There is a macro feel to Cardinals' training camp, as everyone waits anxiously to see if the Kliff Kingsbury and Kyler Murray pairing works as well as envisioned.
A micro-level factor could help push their maiden season in the right direction.
In the NFL, many games come down to one possession, and a team's efficiency in the red zone can be the difference between a win and a loss. (A study by footballperspective.com believes red zone performance is responsible for about 19 percent of a team's record.)
The Cardinals could be in good shape there in 2019 due to multiple factors. The main one is Murray, whose dual-threat abilities stress a defense and give Kingsbury a variety of play-calling options near the goal-line.

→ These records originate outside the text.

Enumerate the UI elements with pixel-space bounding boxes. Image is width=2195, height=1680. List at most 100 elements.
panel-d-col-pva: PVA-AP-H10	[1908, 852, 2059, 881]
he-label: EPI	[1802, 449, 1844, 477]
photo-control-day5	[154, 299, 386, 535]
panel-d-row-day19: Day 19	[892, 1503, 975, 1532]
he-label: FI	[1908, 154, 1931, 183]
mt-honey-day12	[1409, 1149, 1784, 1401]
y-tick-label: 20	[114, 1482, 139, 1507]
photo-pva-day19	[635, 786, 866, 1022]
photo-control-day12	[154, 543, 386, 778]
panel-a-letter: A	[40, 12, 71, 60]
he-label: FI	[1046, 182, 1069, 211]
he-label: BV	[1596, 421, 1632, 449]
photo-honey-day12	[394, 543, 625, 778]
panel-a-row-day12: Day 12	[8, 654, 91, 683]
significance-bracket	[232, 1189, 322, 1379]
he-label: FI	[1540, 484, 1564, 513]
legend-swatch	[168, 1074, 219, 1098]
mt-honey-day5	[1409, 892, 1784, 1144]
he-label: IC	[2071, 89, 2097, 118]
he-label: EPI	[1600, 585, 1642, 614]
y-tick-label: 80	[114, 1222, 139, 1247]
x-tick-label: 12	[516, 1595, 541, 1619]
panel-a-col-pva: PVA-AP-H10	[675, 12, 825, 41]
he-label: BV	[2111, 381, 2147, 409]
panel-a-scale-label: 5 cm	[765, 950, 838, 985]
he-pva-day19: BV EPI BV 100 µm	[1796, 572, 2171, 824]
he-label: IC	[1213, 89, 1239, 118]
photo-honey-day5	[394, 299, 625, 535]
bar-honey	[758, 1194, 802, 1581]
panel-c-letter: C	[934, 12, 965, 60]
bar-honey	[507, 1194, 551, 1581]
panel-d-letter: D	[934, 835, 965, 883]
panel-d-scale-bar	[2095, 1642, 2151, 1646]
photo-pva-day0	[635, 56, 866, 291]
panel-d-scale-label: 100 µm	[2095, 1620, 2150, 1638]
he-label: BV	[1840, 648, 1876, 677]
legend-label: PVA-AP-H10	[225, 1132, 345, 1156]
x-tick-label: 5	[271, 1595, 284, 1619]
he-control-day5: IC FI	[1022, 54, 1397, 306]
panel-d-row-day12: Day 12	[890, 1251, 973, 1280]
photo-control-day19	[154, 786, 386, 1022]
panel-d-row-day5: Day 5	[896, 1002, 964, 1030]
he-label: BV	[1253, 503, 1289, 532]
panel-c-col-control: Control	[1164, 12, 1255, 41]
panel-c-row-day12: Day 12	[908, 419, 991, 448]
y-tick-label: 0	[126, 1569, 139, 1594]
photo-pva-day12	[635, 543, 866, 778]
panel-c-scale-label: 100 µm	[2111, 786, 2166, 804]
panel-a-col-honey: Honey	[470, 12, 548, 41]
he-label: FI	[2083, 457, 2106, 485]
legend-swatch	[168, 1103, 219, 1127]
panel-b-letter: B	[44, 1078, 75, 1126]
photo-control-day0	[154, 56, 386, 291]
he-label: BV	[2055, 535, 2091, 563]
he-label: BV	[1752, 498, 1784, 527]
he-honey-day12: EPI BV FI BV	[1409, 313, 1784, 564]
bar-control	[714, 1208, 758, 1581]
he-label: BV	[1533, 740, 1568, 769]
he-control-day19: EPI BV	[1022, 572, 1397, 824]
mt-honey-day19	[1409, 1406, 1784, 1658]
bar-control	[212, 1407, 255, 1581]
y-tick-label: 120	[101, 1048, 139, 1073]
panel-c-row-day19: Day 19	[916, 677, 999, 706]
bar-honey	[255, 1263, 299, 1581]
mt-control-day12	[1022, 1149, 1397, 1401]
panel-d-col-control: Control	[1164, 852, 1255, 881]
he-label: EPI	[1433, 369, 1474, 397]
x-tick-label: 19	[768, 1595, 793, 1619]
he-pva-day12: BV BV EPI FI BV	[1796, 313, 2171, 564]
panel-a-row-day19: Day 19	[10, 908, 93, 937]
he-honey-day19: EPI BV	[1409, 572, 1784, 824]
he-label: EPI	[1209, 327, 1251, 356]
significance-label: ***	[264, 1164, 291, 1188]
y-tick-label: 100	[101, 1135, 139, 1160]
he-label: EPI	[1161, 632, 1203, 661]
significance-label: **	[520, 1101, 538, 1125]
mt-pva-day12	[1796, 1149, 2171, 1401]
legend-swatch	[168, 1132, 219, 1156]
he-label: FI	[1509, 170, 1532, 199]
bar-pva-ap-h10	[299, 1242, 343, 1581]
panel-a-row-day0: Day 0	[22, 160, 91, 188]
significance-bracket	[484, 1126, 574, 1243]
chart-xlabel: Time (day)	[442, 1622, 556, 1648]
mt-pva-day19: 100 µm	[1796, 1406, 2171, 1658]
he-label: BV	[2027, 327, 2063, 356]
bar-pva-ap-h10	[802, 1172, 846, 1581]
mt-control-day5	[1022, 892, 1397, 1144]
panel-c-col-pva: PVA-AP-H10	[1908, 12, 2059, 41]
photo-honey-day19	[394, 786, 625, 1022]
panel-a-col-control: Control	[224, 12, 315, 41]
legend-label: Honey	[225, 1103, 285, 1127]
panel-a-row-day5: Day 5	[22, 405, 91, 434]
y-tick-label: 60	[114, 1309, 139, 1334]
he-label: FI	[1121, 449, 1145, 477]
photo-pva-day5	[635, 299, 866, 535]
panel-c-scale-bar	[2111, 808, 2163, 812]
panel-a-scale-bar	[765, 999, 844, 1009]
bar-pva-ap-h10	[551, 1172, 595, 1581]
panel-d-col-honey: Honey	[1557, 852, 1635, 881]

"You ask any offensive coach – if you have that ability to run down there with your QB, it helps as the field condenses," Kingsbury said. "It adds a hat (the defense must account for) in that offensive strategy. There's no question he's a red-zone threat."
Oklahoma was eighth in college football red-zone efficiency last season, scoring on 62 of their 68 trips, including 45 touchdowns. (Despite their overall struggles, the Cardinals were solid in the red zone in 2018, finishing eighth in the NFL with a 64.3 touchdown percentage, although they were last in attempts.)
The Cardinals have played Panthers quarterback Cam Newton many times in recent years, and he has been a thorn in their sides near the goalline. The Seahawks have posed similar problems twice a year.
"We have seen enough of Russell Wilson to know any time there is a possibility he can run it himself, you have linebackers backside who play a little tighter, you have guys who have to worry about where their eyes are on defense," General Manager Steve Keim said. "Frankly, it gives you the ability to spread people out a little more and make that short area not as condensed."
While Murray may be the master key, other aspects also point toward red zone success. Running back David Johnson can be a power back or a receiver on any particular play, while the speed of Christian Kirk and Andy Isabella coupled with the size of Larry Fitzgerald gives Murray options.
"(Defenses) have to be on alert and pay attention to everyone on the field," Murray said.
Additionally, the quick passing game style of the Air Raid isn't as compromised in compressed areas.
"I feel like our playbook is completely open down there," guard J.R. Sweezy said. "Nothing really changes that much. We've got threats everywhere, and I think it's going to be very beneficial for us."
If the Cardinals prove to be effective near the goalline, it could be the impetus for Kingsbury to push the envelope with two-point conversions. Now that extra-point attempts are from the 25-yard-line, a riskier approach following touchdowns makes mathematical sense.
"We'll see how that plays out," Kingsbury said. "We're going to be aggressive, and if we have schemes we think are going to work, then we'll cut it loose."
The efficiency of the red-zone offense in the regular season is hypothetical right now, but second-year running back Chase Edmonds said he's already seen the proof.
"It's already working, man," Edmonds said. "When we've had our red-zone periods, we've had a lot of success."
The Cardinals must improve in many areas to put last year's meager offensive showing behind them. Capitalizing on red-zone opportunities is one of the most important.
"It's the difference between winning and losing in this league," Sweezy said. "When you get in the red zone, you've got to score."